On 7 July 2022, EU-IoT and OntoCommons organised a workshop on ontological interoperability and standardisation recommendations. The workshop brought together multiple experts and different relevant European and international entities that are developing efforts towards an increased efficiency of ontologies.
The topic of semantic interoperability and the role of ontologies in increasing interoperability are key pillars in the context of open and flexible IoT systems. In this context, the two CSAs EU–IoT and OntoCommons workshop provided a forum for open discussion on steps to take towards overcoming interoperability challenges, a key problem in IoT.
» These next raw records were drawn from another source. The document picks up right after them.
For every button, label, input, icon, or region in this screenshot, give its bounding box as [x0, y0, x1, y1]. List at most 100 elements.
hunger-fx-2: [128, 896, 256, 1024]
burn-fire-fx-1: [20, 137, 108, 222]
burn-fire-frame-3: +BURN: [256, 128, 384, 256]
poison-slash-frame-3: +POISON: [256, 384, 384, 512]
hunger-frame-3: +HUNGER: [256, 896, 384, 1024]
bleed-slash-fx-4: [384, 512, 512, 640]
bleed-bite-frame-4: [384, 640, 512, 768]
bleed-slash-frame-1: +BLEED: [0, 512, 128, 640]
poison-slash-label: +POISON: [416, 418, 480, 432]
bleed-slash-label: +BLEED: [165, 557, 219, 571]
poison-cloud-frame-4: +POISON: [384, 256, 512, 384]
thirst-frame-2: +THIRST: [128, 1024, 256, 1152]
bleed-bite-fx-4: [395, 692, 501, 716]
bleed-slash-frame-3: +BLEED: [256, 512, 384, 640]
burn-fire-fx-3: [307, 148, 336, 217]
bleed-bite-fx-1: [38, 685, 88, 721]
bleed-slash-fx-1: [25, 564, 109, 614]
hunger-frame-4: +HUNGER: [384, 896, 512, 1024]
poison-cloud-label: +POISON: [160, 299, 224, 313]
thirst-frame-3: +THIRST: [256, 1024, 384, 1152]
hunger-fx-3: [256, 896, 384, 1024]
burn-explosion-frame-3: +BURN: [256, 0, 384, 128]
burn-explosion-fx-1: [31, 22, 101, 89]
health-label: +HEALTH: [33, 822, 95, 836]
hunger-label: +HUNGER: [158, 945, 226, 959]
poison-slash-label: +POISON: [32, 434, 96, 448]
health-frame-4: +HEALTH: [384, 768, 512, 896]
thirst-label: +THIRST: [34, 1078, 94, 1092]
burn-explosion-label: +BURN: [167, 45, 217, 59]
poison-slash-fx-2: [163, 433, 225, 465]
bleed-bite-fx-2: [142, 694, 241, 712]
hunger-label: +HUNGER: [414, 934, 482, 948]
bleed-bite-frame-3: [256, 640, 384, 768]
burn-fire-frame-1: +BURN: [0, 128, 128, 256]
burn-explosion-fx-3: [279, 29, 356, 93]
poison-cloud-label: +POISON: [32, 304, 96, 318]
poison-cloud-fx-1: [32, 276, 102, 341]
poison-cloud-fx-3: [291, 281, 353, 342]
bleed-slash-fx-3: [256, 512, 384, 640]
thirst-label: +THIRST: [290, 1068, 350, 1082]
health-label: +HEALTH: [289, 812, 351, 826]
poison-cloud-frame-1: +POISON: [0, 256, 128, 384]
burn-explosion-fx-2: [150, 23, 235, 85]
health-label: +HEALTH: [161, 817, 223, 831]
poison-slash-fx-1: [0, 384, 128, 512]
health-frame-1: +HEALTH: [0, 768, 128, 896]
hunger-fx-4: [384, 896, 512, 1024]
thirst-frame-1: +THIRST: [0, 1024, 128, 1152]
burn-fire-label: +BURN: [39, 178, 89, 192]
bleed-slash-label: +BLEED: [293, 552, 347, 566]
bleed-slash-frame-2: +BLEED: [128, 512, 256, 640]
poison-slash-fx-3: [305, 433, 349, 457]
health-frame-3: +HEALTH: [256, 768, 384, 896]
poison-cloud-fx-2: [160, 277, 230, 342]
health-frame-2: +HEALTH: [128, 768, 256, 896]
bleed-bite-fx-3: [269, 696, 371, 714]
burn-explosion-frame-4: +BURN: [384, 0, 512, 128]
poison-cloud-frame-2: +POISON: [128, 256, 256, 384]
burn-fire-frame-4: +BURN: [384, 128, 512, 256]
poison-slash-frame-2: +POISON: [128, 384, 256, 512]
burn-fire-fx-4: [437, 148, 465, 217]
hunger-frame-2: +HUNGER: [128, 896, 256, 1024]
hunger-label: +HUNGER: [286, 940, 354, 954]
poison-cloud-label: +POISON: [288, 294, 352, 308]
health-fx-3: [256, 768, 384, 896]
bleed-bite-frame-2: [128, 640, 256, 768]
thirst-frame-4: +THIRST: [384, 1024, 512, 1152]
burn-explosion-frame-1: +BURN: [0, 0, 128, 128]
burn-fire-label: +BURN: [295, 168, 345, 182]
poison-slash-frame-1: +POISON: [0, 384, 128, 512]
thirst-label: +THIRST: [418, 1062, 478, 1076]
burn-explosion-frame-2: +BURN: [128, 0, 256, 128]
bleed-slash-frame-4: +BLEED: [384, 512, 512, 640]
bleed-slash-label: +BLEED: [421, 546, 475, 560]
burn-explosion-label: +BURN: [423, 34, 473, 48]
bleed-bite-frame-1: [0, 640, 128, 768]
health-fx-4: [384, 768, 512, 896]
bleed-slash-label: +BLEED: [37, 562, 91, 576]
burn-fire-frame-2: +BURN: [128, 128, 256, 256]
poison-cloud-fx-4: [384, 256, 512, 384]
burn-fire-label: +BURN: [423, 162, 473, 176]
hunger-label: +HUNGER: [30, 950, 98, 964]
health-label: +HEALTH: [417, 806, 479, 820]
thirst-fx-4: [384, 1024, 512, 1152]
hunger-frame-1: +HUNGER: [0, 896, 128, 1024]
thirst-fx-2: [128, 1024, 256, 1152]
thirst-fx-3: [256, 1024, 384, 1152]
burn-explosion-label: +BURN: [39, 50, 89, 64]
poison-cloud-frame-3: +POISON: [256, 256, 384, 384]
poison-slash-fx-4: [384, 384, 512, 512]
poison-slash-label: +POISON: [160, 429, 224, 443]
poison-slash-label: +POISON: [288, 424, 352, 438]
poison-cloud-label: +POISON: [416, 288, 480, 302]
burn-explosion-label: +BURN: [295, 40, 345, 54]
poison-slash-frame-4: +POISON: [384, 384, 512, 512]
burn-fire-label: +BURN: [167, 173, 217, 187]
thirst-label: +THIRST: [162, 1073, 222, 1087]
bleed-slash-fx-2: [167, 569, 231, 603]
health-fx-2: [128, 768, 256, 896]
The workshop provided participants with an overview of challenges concerning the use and application of ontologies by different relevant entities across Europe and the USA (NIST). It also provided relevant input in terms of open initiatives, such as the Industry space by OntoCommons, or the AIOTI Ontological landscape, and open standards, such as ETSI SAREF, i.e., tools that should be considered in the development of further steps towards semantic interoperability.
The information provided by participants in the interactive sessions and via the questions and answers held in the informative session I and panel session corroborate that there are three main challenges to be addressed:
- fragmentation and vendor lock;
- cross–domain interoperability;
- lack of open tooling and application examples.
- To prevent fragmentation, experts alerted to the need to ensure that information models are not dependent on specific protocols or vendor–based information, but the encoding of data may always exhibit some dependency which needs to be considered in open standards.
- To assist cross–domain interoperability, experts consider that the use of open–source and open ontologies is essential. However, it is also relevant to consider a universal language and a universal approach to mapping across different ontologies. The examples of IOF–core for industry and COBE for the biomedical domains have been suggested as good examples to derive further modelling; SAREF and its extensions to different domains are also a relevant starting point to achieve a global approach for cross–domain mapping.
- Open–source, open ontologies and tooling that can provide examples of applications have been considered essential to reach interoperability. Examples that can assist a harmonization of ontologies both intra and inter–domain.